Матерные инкрустации Носика, при его-то отборном словарном запасе, смотрелись скорее филологично и лишний раз встряхивали фразу. Так же элегантно сквернословил Рабле – забористая лексика, как правило, шла в паре с каким-нибудь нарочито изысканным, чаще архаическим, словом. Теперь полюбуйтесь на конструкт Носика “шароёблюсь тут окрест”, – и понятно было, что у Его Светлости Антона Борисыча это уж точно не от нехватки словарного запаса, как у тех, кто просто по-другому не научен. Из уст самодержца языка это было разновидностью поэзии, литературного приёма, вполне уместного в наш несеребряный век. Да инстинктивно так оно и воспринималось аудиторией.

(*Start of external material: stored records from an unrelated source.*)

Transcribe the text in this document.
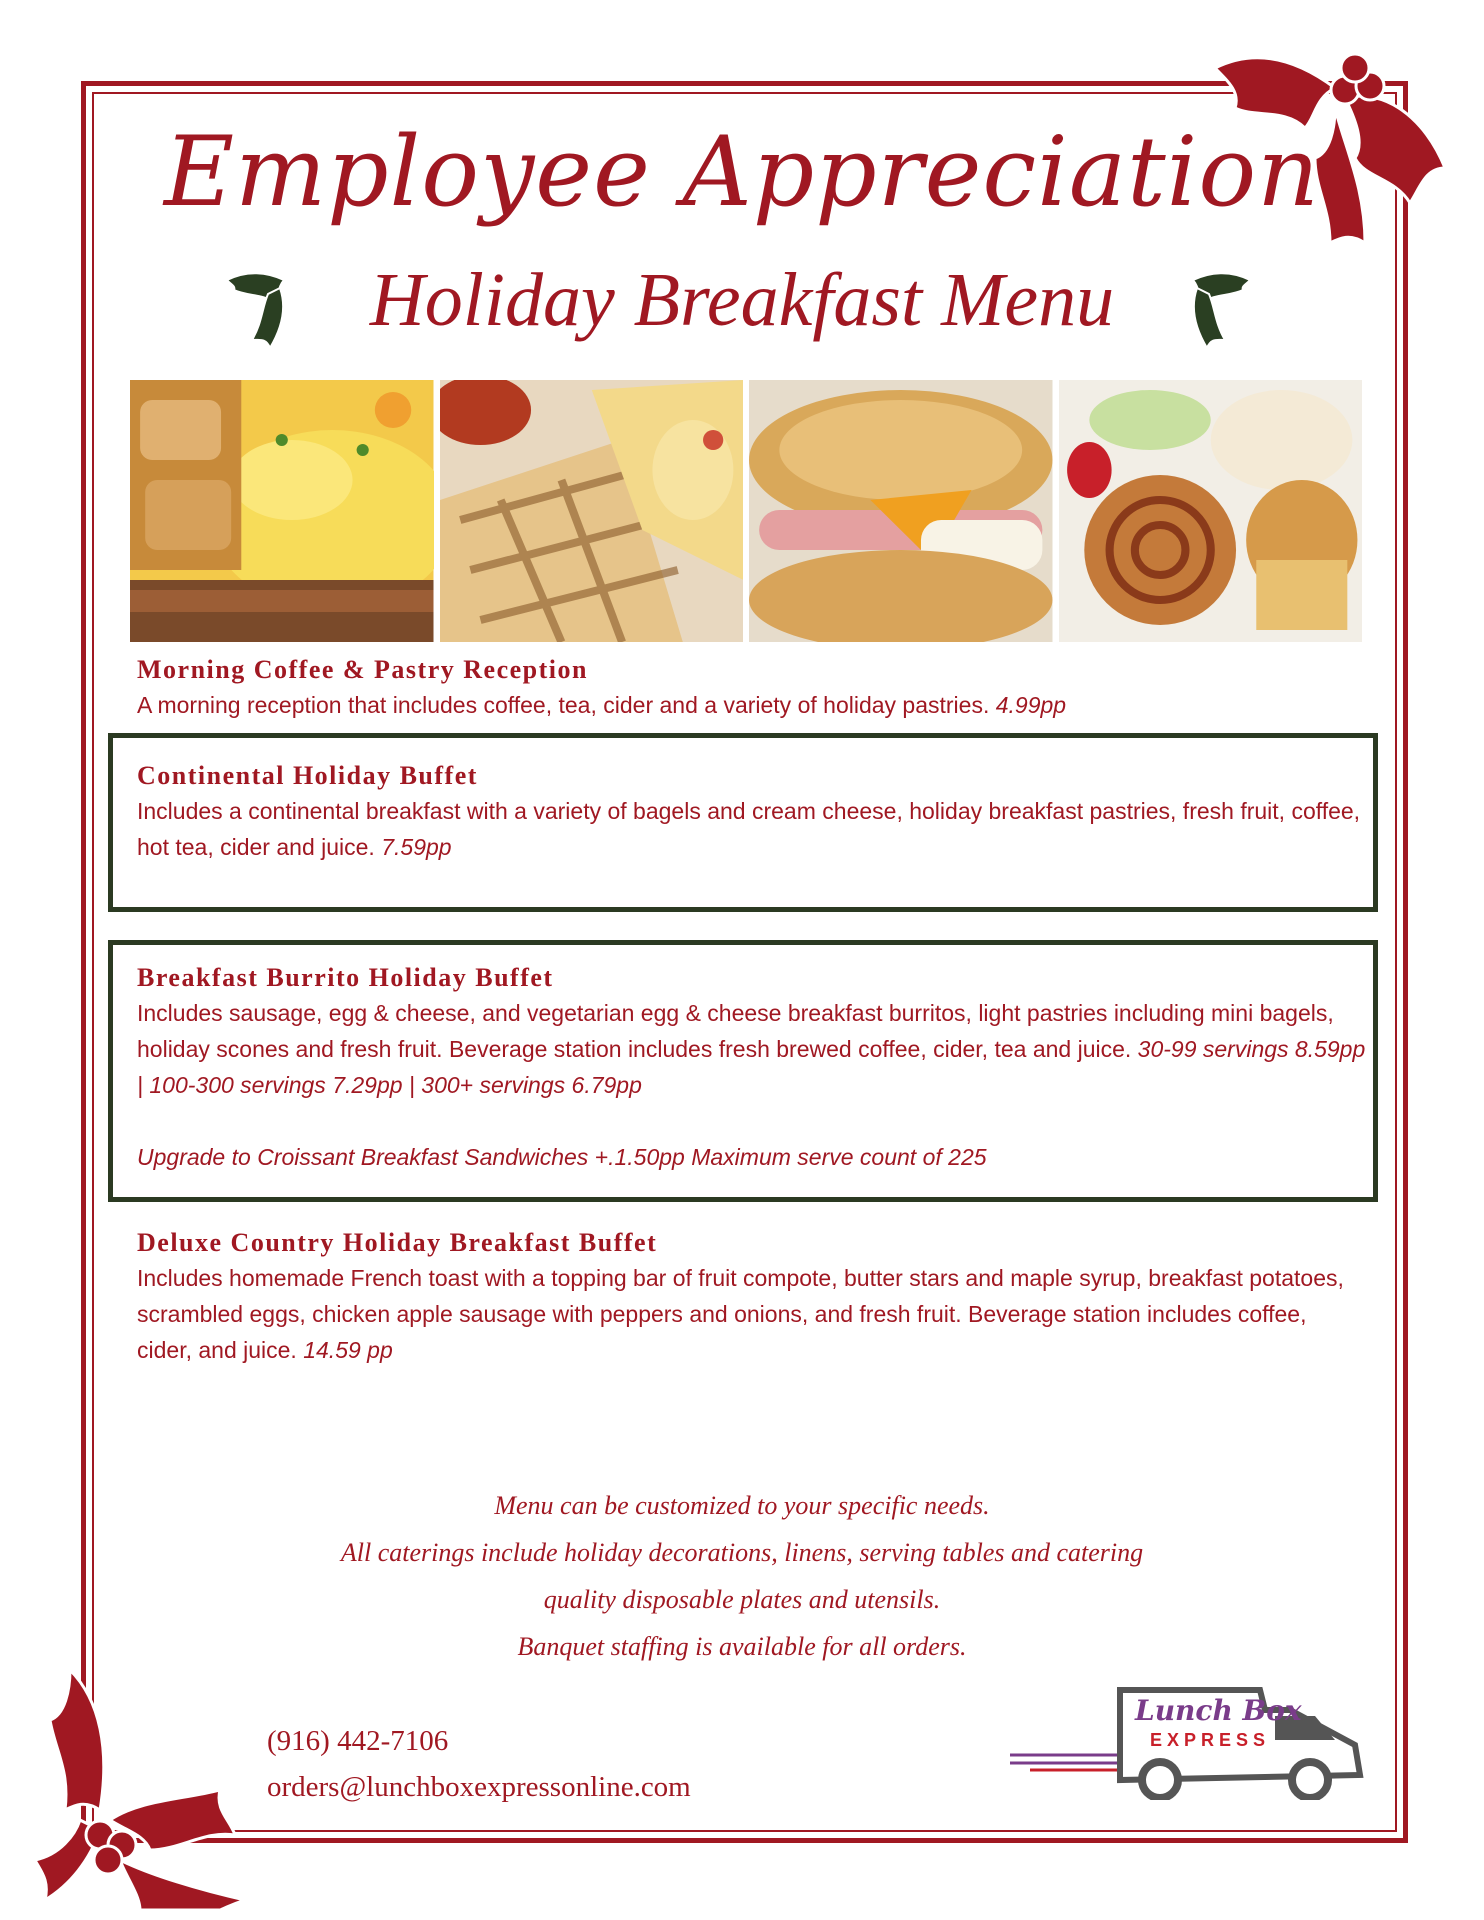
Employee Appreciation
Holiday Breakfast Menu
Morning Coffee & Pastry Reception

A morning reception that includes coffee, tea, cider and a variety of holiday pastries. 4.99pp

Continental Holiday Buffet

Includes a continental breakfast with a variety of bagels and cream cheese, holiday breakfast pastries, fresh fruit, coffee, hot tea, cider and juice. 7.59pp

Breakfast Burrito Holiday Buffet

Includes sausage, egg & cheese, and vegetarian egg & cheese breakfast burritos, light pastries including mini bagels, holiday scones and fresh fruit. Beverage station includes fresh brewed coffee, cider, tea and juice. 30-99 servings 8.59pp | 100-300 servings 7.29pp | 300+ servings 6.79pp

Upgrade to Croissant Breakfast Sandwiches +.1.50pp Maximum serve count of 225

Deluxe Country Holiday Breakfast Buffet

Includes homemade French toast with a topping bar of fruit compote, butter stars and maple syrup, breakfast potatoes, scrambled eggs, chicken apple sausage with peppers and onions, and fresh fruit. Beverage station includes coffee, cider, and juice. 14.59 pp

Menu can be customized to your specific needs.
All caterings include holiday decorations, linens, serving tables and catering
quality disposable plates and utensils.
Banquet staffing is available for all orders.
(916) 442-7106
orders@lunchboxexpressonline.com
Lunch Box
EXPRESS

Само собой, всем этим раблезианством и постмодернизмом я был совершенно очарован. Теперь, мне кажется, я лучше понимаю, зачем ему понадобились эти пересмешничанья. Не просто забавы ради сбивал он с меня сентиментальную ажитацию, накипь идеал-патетизма, “этот твой сентиментоз”. Он низко ставил всё возвышенное в принципе, его настораживала “всегда восторженная речь”: в его глазах любой самый искренний пафос проходил как вещь вредоносная. Сентиментальными людьми легко манипулировать, склонность к идеализму – дурная привычка и, даже больше, настоящее социальное бедствие. Мы это хорошо знаем по истории XX века: пафос здорово себя скомпрометировал на службе идеологий, как некогда – религий. Общественное мнение и так податливо, но тем проще управлять восторженными душами, а это всегда чревато фашизмами того или иного сорта. Всего этого Антон не говорил открытым текстом, подобное заключение я вывожу из его колких взглядов под превентивную такую усмешку, – и догадывайся сам, коль не дурак: надутость и надувательство опасно близко соседствуют (это, кстати, частая мораль плутовских новелл Боккаччо или Чосера). Своим ехидством заземляя полёты, всегда держа наготове онегинское “охладительное слово”, Антон отучал меня от бытового идеализма, и его урок пригодился юноше для гигиены души и сохранения её независимости.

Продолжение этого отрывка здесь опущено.